File ~/miniconda3/envs/hailoenv/lib/python3.10/site-packages/hailo_sdk_client/allocator/hailo_tools_runner.py:693, in HailoToolsRunner.call_builder(self, network_graph_path, output_path, blind_deserialize, **kwargs)
691 sys.excepthook = _hailo_tools_exception_hook
692 try:
→ 693 self.run_builder(network_graph_path, output_path, **kwargs)
694 except BackendInternalException:
695 try:

File ~/miniconda3/envs/hailoenv/lib/python3.10/site-packages/hailo_sdk_client/allocator/hailo_tools_runner.py:569, in HailoToolsRunner.run_builder(self, network_graph_filename, output_filename, compilation_output_proto, agent, strategy, exit_point, params, expected_output_tensor, expected_pre_acts, network_inputs, network_outputs, allocator_script, allocator_script_mode, compiler_statistics_path, is_debug, nms_metadata, har, alls_ignore_invalid_cmds)
567 raise e.internal_exception(“Compilation failed:”, hailo_tools_error=compiler_msg) from None
568 else:
→ 569 raise e.internal_exception(“Compilation failed with unexpected crash”) from None
570 finally:
571 if self._output_integrated_pb_graph is None and self._output_hef_data is None:

BackendAllocatorException: Compilation failed with unexpected crash

Does any of the moderators have a clue to point me in the right direction?
We are stuck here and without the possibility to submitt a technical ticket we do not know how to proceed.
Thank you

Hey @d.gentner ,

It seems like you’ve encountered the error “src_node.output_format() == (first_succ)->input_format()’ failed” during model compilation. This usually indicates a mismatch between the output format of one layer and the input format of the next layer in your model. Here are a few things you can try to resolve this issue:

  1. Use the Hailo Profiler to identify tensor format inconsistencies:

    hailo profiler your_model.har
    

    Check the output and make sure the layer before and after the failing operation (shortcut in this case) have matching formats.

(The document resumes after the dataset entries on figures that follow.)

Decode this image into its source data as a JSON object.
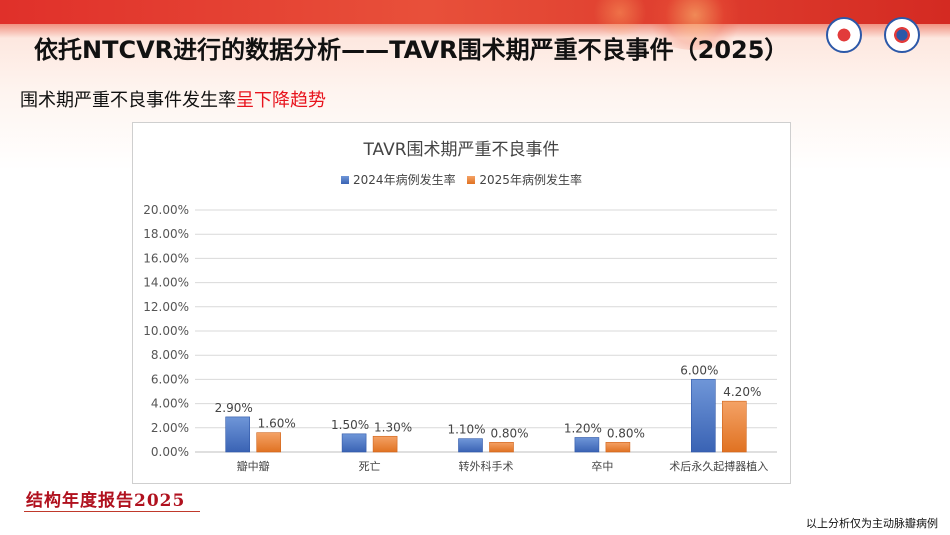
{
  "header": {
    "title": "依托NTCVR进行的数据分析——TAVR围术期严重不良事件（2025）",
    "subtitle_prefix": "围术期严重不良事件发生率",
    "subtitle_highlight": "呈下降趋势"
  },
  "logos": [
    "hospital-logo-icon",
    "medical-logo-icon"
  ],
  "colors": {
    "series_2024": "#4472c4",
    "series_2025": "#ed7d31",
    "highlight_text": "#e8141e",
    "brand_text": "#b0111e"
  },
  "chart_data": {
    "type": "bar",
    "title": "TAVR围术期严重不良事件",
    "categories": [
      "瓣中瓣",
      "死亡",
      "转外科手术",
      "卒中",
      "术后永久起搏器植入"
    ],
    "series": [
      {
        "name": "2024年病例发生率",
        "values": [
          2.9,
          1.5,
          1.1,
          1.2,
          6.0
        ],
        "labels": [
          "2.90%",
          "1.50%",
          "1.10%",
          "1.20%",
          "6.00%"
        ]
      },
      {
        "name": "2025年病例发生率",
        "values": [
          1.6,
          1.3,
          0.8,
          0.8,
          4.2
        ],
        "labels": [
          "1.60%",
          "1.30%",
          "0.80%",
          "0.80%",
          "4.20%"
        ]
      }
    ],
    "y_ticks": [
      "0.00%",
      "2.00%",
      "4.00%",
      "6.00%",
      "8.00%",
      "10.00%",
      "12.00%",
      "14.00%",
      "16.00%",
      "18.00%",
      "20.00%"
    ],
    "ylim": [
      0,
      20
    ],
    "grid": true,
    "legend_position": "top"
  },
  "footer": {
    "brand": "结构年度报告2025",
    "note": "以上分析仅为主动脉瓣病例"
  }
}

  2. The error appears to be related to a shortcut connection (skip connection) being added incorrectly. Try explicitly defining the tensor format for the shortcut layers. If the shortcut is unnecessary, consider removing it or breaking it into smaller connections.

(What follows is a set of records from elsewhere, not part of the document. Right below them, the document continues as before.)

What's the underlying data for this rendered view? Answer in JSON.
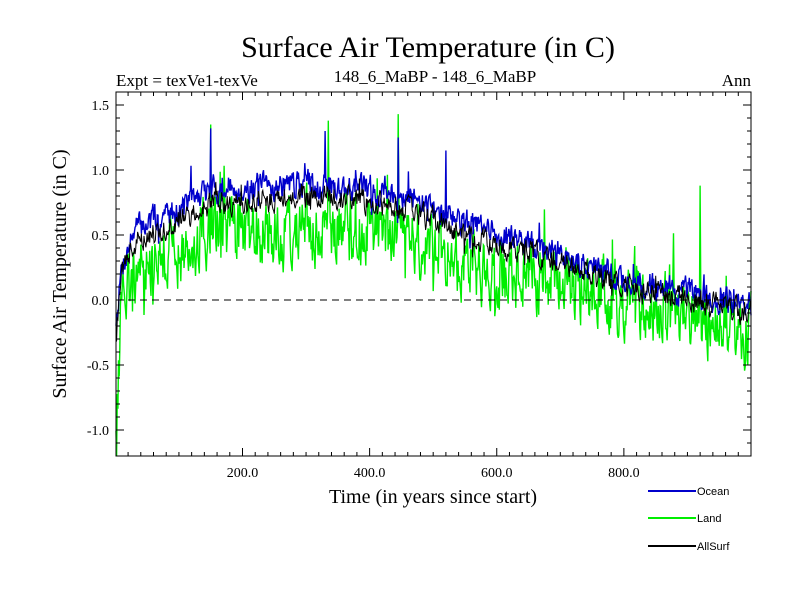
{
  "chart_data": {
    "type": "line",
    "title": "Surface Air Temperature (in C)",
    "subtitle_left": "Expt = texVe1-texVe",
    "subtitle_center": "148_6_MaBP - 148_6_MaBP",
    "subtitle_right": "Ann",
    "xlabel": "Time (in years since start)",
    "ylabel": "Surface Air Temperature (in C)",
    "xlim": [
      1,
      1000
    ],
    "ylim": [
      -1.2,
      1.6
    ],
    "x_ticks": [
      200,
      400,
      600,
      800
    ],
    "x_tick_labels": [
      "200.0",
      "400.0",
      "600.0",
      "800.0"
    ],
    "y_ticks": [
      -1.0,
      -0.5,
      0.0,
      0.5,
      1.0,
      1.5
    ],
    "y_tick_labels": [
      "-1.0",
      "-0.5",
      "0.0",
      "0.5",
      "1.0",
      "1.5"
    ],
    "reference_line": 0.0,
    "series": [
      {
        "name": "Ocean",
        "color": "#0000cc",
        "trend": [
          [
            1,
            -0.15
          ],
          [
            10,
            0.25
          ],
          [
            30,
            0.55
          ],
          [
            100,
            0.7
          ],
          [
            150,
            0.85
          ],
          [
            200,
            0.85
          ],
          [
            300,
            0.9
          ],
          [
            400,
            0.85
          ],
          [
            450,
            0.82
          ],
          [
            500,
            0.7
          ],
          [
            600,
            0.5
          ],
          [
            700,
            0.35
          ],
          [
            800,
            0.15
          ],
          [
            900,
            0.05
          ],
          [
            1000,
            -0.05
          ]
        ],
        "noise_amplitude": 0.14,
        "peaks": [
          [
            150,
            1.32
          ],
          [
            330,
            1.3
          ],
          [
            445,
            1.25
          ],
          [
            520,
            1.15
          ]
        ]
      },
      {
        "name": "Land",
        "color": "#00ee00",
        "trend": [
          [
            1,
            -0.9
          ],
          [
            10,
            0.0
          ],
          [
            30,
            0.3
          ],
          [
            100,
            0.4
          ],
          [
            150,
            0.55
          ],
          [
            200,
            0.5
          ],
          [
            300,
            0.55
          ],
          [
            400,
            0.5
          ],
          [
            450,
            0.55
          ],
          [
            500,
            0.4
          ],
          [
            600,
            0.2
          ],
          [
            700,
            0.15
          ],
          [
            800,
            0.0
          ],
          [
            900,
            -0.15
          ],
          [
            1000,
            -0.25
          ]
        ],
        "noise_amplitude": 0.35,
        "peaks": [
          [
            150,
            1.35
          ],
          [
            335,
            1.38
          ],
          [
            445,
            1.43
          ],
          [
            920,
            0.88
          ]
        ]
      },
      {
        "name": "AllSurf",
        "color": "#000000",
        "trend": [
          [
            1,
            -0.3
          ],
          [
            10,
            0.2
          ],
          [
            30,
            0.45
          ],
          [
            100,
            0.6
          ],
          [
            150,
            0.75
          ],
          [
            200,
            0.75
          ],
          [
            300,
            0.8
          ],
          [
            400,
            0.75
          ],
          [
            450,
            0.72
          ],
          [
            500,
            0.6
          ],
          [
            600,
            0.42
          ],
          [
            700,
            0.3
          ],
          [
            800,
            0.1
          ],
          [
            900,
            0.0
          ],
          [
            1000,
            -0.1
          ]
        ],
        "noise_amplitude": 0.12,
        "peaks": []
      }
    ],
    "legend": [
      "Ocean",
      "Land",
      "AllSurf"
    ],
    "legend_position": "bottom-right"
  }
}
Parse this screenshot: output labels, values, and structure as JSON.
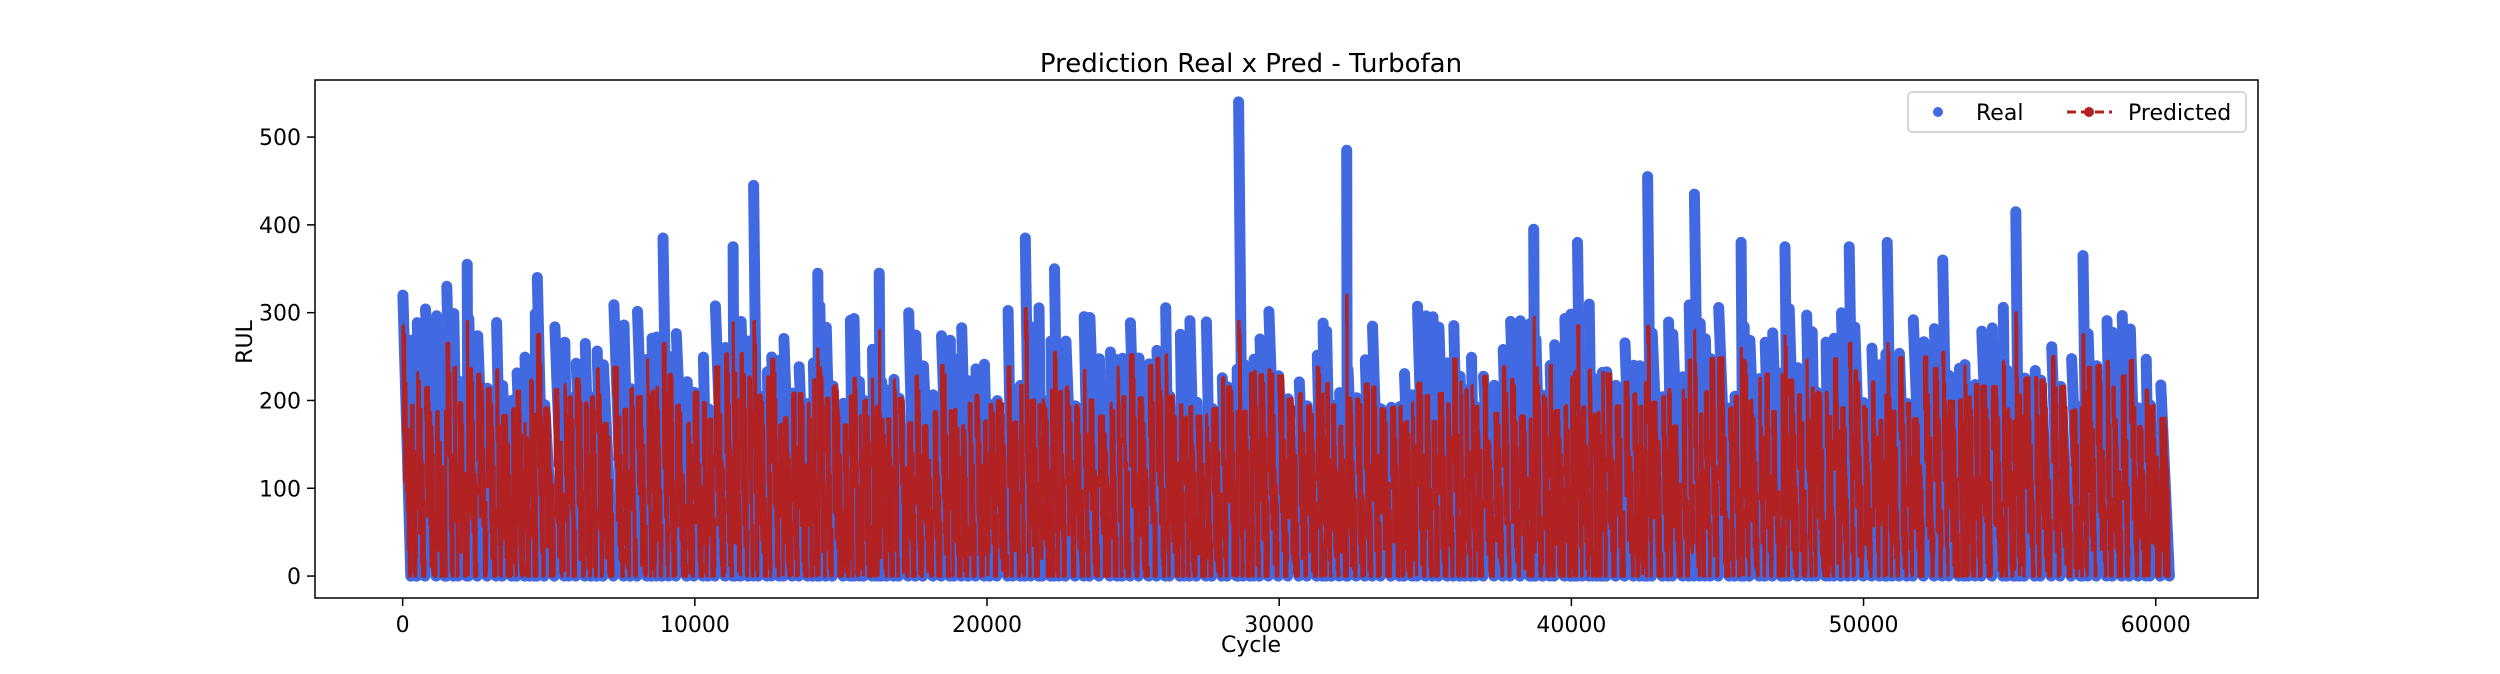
{
  "chart_data": {
    "type": "scatter",
    "title": "Prediction Real x Pred - Turbofan",
    "xlabel": "Cycle",
    "ylabel": "RUL",
    "xlim": [
      -3000,
      63500
    ],
    "ylim": [
      -25,
      565
    ],
    "xticks": [
      0,
      10000,
      20000,
      30000,
      40000,
      50000,
      60000
    ],
    "xtick_labels": [
      "0",
      "10000",
      "20000",
      "30000",
      "40000",
      "50000",
      "60000"
    ],
    "yticks": [
      0,
      100,
      200,
      300,
      400,
      500
    ],
    "ytick_labels": [
      "0",
      "100",
      "200",
      "300",
      "400",
      "500"
    ],
    "grid": false,
    "legend_position": "top-right",
    "series": [
      {
        "name": "Real",
        "color": "#4169e1",
        "marker": "circle",
        "note_peaks_x": [
          0,
          1500,
          2200,
          4600,
          8900,
          11300,
          12000,
          14200,
          16300,
          21300,
          22300,
          28600,
          32300,
          38700,
          40200,
          42600,
          44200,
          45800,
          47300,
          49500,
          50800,
          52700,
          55200,
          57500,
          59100
        ],
        "note_peaks_y": [
          320,
          330,
          355,
          340,
          385,
          375,
          445,
          345,
          345,
          385,
          350,
          540,
          485,
          395,
          380,
          455,
          435,
          380,
          375,
          375,
          380,
          360,
          415,
          365,
          325
        ]
      },
      {
        "name": "Predicted",
        "color": "#b22222",
        "marker": "circle-dashed-line",
        "note_peaks_x": [
          0,
          1500,
          2600,
          4600,
          8900,
          11300,
          12000,
          14200,
          16300,
          21300,
          22300,
          28600,
          32300,
          38700,
          40200,
          42600,
          44200,
          45800,
          47300,
          49500,
          50800,
          52700,
          55200,
          57500,
          59100
        ],
        "note_peaks_y": [
          285,
          265,
          290,
          275,
          265,
          290,
          290,
          260,
          280,
          305,
          255,
          290,
          320,
          295,
          285,
          285,
          280,
          260,
          275,
          265,
          265,
          255,
          300,
          275,
          275
        ]
      }
    ]
  }
}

  3. Set the compiler optimization level to max in your model script:

    performance_param(compiler_optimization_level="max")
    

    This can help resolve performance optimization conflicts that may be causing the issue.

Let me know if you need any help modifying your model script or if you have any other questions!